I put it into the disc player and for the next 47 minutes, I was absolutely and completely blown away. It's beautiful, silly, heartbreaking, ridiculous, overblown, subtle and a sheer and utter masterpiece. I have never been this instantly moved and knocked out by an album...ever. I thought, it must just be a weird mixture of these notes with my biochemistry today. It can't be that good. So I did a search online of initial reviews. Check it out.
"Comparing Smile to pop music is like comparing the poster paint daubings of an infant to the vast canvasses of Velasquez. But Smile stands up with any of the great music of the 20th century. In its interweaved and repeated melodic strands it echoes Prokofiev's Kije Suite. In its appropriation of American folk it stands up there with the work of Gershwin and Copeland. In its sheer contemplative beauty it rubs shoulders with Miles Davis' Kind Of Blue. One of the greatest albums of the 21st century." – New Music Express
"There is a remarkable consistency about Smile's complex tapestry of delights. Wilson can rest secure in the knowledge that he's finally delivered the masterpiece that's surely the long playing equal of that still awe inspiring 'Good Vibrations'. Genius? You bet. Brilliant".
"This new studio recording sounds far more timeless, or out of time, than nostalgic. This Smile is beautifully performed and sung [... and] is as organic as Wilson wanted for the original. The music has an originality that sounds remarkable even now. Listening to this piece of genius again reassures me that spending £162 to see all three performances of Smile wasn't so crazy after all."
"Handcrafted by a fragile mortal who summoned enough musical genius in his tortured psyche to outwit the demons that crushed him nearly 40 years ago."
- USA Today
"The cumulative effect is almost overwhelming - sad, lush, startling, tragic and beautiful. What's ironic is that it makes far more sense now than it might have done 37 years ago."

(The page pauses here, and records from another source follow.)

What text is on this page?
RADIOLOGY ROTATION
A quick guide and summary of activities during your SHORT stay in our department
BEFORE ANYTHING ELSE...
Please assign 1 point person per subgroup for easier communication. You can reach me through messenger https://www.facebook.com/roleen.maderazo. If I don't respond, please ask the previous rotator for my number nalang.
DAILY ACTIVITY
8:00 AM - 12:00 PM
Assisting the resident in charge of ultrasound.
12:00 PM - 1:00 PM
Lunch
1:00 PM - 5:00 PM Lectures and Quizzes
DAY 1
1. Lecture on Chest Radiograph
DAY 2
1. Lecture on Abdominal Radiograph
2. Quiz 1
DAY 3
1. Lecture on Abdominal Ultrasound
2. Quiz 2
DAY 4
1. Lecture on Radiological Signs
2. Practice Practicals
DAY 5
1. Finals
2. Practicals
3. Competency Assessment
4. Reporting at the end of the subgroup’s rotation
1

"It is, frankly, wonderful. So brimming with ambition and musical intelligence that its timelessness is a given. One of the most creatively accomplished, wonderfully mind-boggling items in the rock canon."
"Now pop's one true 'great lost masterpiece' has been completed. Only a cloth-eared fool could remain unmoved. And given the album's ambitious theme it's as timely now as it was in 1967."
"The album is worth the wait - it gives you musical courage. Wilson's an extraordinary writer. He pushed popular music to whole new levels. It's fantastic."
"Complex and intense but of such beauty, this is as good as we could have hoped for."
"Mind-blowing. It unfolds in its original, and never before complete, sequence as a thing of rare beauty and cumulative power. As wondrous and as complex as the claims made on its behalf for all those years."
"The breadth of Brian's reference points is similar to the Beatles. They wrote about England and growing up in Liverpool, while he sings about 20th century Americana. They are songs of such pathos and must be among the most beautiful ever written." Peter Blake
"The best psychedelic pop album in the world, bigger than Pet Sounds and maybe the the best ever."
"It's a triumph." "Five Stars."
- Rolling Stone Magazine
So it's not just me. I proceeded to listen to it three times back to back to back. It didn't dim. Right now it's number 3 on my list of favorite albums of all time. FYI - there's nothing else in the top ten from the past decade.
I will be listening to this album for the rest of my life and it has changed my perception of my surroundings.
By 9 p.m. I was hanging out at Tasty World waiting for our show to begin...it didn't until the wee hours of the ugliest date I can utter...September 29.
Monday September 27, 2004
Nothing much doing today.
Frank came over in the evening and he and I worked up a set list for the show tomorrow night. After we played through it, we worked on "I'll Be Fine" and "Wide Bicycle."
I updated Concert Shots with text reviews of most of the summer shows. Go back and see for yourself. I added reviews of almost every show from June to August.